There is no denying the fact that one of the highlights of the past week for many Nigerians was the Grammy Award won by afrobeat singers Burna Boy, and Wizkid.
The feats have won both singers commendation from within and outside the country.
In an interview with Sunday Scoop, 70-year old maverick entertainer, Charles Oputa, popularly known as Charly Boy, stated that he made a ‘prophecy’ 19 years ago that Nigerians would win the Grammy.
He said, “Nineteen years ago, there was no Burna Boy. But, I said people should watch out because Nigerians would begin to win Grammy Awards. I thank God my prediction has been fulfilled in my lifetime. I also predicted that Nigerian songs would go global and our artistes would become unstoppable. I had so much faith in our artistes. I made those predictions when I was the president of the Performing Musicians Association of Nigeria.
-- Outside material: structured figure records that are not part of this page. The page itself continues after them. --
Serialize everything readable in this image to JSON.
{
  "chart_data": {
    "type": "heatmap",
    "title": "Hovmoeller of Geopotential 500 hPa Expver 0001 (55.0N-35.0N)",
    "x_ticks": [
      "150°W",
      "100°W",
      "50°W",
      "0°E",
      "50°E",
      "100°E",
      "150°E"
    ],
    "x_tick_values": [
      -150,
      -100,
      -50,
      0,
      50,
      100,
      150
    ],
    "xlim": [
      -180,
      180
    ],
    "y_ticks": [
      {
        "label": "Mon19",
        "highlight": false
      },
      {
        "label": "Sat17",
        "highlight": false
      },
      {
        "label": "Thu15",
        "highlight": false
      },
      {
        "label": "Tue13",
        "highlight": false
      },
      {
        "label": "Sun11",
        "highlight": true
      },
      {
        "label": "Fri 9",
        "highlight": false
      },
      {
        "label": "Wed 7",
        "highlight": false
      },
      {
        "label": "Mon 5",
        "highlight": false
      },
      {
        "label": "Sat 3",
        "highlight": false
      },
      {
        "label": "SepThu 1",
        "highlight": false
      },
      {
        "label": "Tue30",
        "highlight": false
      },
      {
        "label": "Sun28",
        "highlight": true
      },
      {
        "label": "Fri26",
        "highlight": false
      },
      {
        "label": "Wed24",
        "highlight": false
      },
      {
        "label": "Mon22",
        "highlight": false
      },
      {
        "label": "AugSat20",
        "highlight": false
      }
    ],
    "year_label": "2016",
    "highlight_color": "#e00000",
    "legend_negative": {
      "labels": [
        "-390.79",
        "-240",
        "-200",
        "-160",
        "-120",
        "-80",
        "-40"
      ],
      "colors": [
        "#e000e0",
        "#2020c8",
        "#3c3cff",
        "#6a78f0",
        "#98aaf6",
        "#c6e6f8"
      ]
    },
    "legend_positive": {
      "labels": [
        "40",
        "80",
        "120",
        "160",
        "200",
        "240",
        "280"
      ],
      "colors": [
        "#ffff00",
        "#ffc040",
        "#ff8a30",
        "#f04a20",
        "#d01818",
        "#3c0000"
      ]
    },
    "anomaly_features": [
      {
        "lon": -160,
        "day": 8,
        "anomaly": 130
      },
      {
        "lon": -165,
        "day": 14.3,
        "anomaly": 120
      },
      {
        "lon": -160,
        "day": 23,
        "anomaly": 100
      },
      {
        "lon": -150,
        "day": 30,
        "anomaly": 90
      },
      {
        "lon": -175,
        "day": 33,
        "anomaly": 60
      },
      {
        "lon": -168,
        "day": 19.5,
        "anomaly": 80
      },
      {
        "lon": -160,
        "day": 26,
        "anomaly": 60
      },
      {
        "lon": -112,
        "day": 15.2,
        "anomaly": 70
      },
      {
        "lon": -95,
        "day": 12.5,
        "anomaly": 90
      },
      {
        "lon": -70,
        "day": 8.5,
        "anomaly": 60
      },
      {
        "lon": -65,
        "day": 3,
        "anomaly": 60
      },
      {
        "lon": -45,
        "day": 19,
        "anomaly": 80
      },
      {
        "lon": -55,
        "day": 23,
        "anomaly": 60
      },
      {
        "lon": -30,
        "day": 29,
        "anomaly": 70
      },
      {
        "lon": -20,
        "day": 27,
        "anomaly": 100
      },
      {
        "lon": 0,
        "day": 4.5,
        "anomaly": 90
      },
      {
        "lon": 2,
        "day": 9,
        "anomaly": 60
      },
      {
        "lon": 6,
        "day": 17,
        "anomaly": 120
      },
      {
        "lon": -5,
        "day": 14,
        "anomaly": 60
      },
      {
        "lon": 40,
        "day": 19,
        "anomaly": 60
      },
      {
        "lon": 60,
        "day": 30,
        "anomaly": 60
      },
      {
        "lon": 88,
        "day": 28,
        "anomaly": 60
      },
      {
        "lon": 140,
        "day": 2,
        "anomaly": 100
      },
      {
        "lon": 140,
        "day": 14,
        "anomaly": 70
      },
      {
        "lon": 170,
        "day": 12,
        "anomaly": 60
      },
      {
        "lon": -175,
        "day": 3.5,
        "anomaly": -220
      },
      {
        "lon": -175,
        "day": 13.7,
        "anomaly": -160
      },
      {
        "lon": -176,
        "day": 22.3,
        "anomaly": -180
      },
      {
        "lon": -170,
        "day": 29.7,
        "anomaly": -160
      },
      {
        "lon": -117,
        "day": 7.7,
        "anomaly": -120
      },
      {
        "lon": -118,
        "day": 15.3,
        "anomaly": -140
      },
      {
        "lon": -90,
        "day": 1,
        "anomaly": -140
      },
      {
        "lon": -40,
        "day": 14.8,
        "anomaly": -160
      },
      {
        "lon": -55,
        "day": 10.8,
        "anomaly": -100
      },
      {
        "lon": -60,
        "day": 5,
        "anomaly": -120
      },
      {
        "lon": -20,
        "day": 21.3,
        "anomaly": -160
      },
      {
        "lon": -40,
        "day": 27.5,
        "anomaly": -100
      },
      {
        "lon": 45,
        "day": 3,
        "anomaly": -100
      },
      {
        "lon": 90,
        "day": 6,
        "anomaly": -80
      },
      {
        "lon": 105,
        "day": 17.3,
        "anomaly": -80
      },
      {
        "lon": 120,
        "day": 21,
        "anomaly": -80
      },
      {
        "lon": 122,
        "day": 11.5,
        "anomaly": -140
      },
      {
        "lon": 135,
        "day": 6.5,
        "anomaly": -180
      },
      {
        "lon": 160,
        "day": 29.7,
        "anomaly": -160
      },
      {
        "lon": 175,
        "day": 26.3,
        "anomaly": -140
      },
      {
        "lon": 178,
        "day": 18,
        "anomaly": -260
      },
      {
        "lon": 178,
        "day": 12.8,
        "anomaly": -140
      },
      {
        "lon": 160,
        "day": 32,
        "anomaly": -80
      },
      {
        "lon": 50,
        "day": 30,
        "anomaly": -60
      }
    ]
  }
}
At that time, Nigerians hardly played Nigerian music. But, I kicked against it because talented artistes had begun to spring up.
“I am so elated. It is a good thing for a 29-year-old Nigerian artiste to attain this feat. To see a young man doing great and getting global recognition is so exhilarating. Thankfully, it is not just Burna Boy. Many artistes and other Nigerians in Diaspora are also breaking records in all facets of life. What more could I ask for, especially since we have been governed by scavengers all these years. We have also been living under unhealthy conditions.”
The singer-cum-activist also stated that his clamour for recognition for a better welfare package for Nigerian musicians landed him in prison.
He added, “I was fighting for these artistes’ intellectual properties and their self-respect. It was so bad that corporate bodies used to pay heavily for international artistes to perform in Nigeri, to the detriment of our own artistes. As a matter of fact, the highest-earning artiste at that time was Daddy Showkey and he was paid N250, 000 for a show.
“I was so upset about this and directed that no a-list artiste should be paid a paltry sum of N250,000 henceforth. They were to be paid N1m or more. Those companies thought I was not in my right senses but I was determined. I also insisted that foreign artistes should pay a tax of N5m whenever they were billed to perform on Nigerian soil. My agitations landed me in prison but I was not bothered. I once spent Christmas in prison over those directives I gave as PMAN president.
“I fought so many wars successfully for artistes and today, I am happy.”